Ironically, the Muslim-majority countries which face the strictest restrictions, including Yemen, Somalia, Iran, Syria, and Libya, are the ones invaded by the U.S. resulting in unending chaos and destruction.

"As a member of the Foreign Relations Committee, one of the reasons I lose sleep at night over the Muslim ban is because I put it side by side with what we are doing in the nations from which we are denying entry to the United States," said Senator Chris Murphy who is a vocal critic of the war in Yemen.

"Trump might not have gotten his border wall, but he's created an invisible wall keeping out people around the world, based solely on their religion," Omar said adding that the Trump administration has cut down the admission of Muslim refugees by 91 percent.

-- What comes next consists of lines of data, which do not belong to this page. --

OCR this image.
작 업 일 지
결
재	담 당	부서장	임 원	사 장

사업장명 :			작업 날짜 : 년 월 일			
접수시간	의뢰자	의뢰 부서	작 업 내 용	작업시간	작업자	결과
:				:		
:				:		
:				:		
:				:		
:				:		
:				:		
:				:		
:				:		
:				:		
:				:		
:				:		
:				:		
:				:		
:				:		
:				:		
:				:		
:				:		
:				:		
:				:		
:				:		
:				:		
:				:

At the beginning of Trump's term in 2017, he issued an executive order banning Muslims from certain countries from entering the United States. The arbitrary and unplanned nature of the of the order triggered widespread protests at airports all over the country with lawyers volunteering to help refugees and other innocent travelers that were already trapped in the air before the ban was issued.

An injunction then stopped the ban from being implemented for almost a year until June of 2018 when a 5-4 ruling by the Supreme Court effectivley allowed the ban.

The Democratic lawmakers pledged to stifle the ban financially by denying any funds for its implementation. Congresswoman Judy Chu and Senator Chris Murphy re-introduced a 2017 bill which would "prohibit the use of any funds or fees to implement" the ban.

"We are dropping American made bombs on countries, creating humanitarian nightmares in those places, and never before has the United States then made the decision to block those people inside those countries and throw away the key," Senator Murphy commented.

Rashida Tlaib, the Palestinian-American Congresswoman also condemned the ban.

"It is an incredible, remarkable time that as our country was banning Muslims, that more Muslims - record numbers - were running for office," Tlaib said.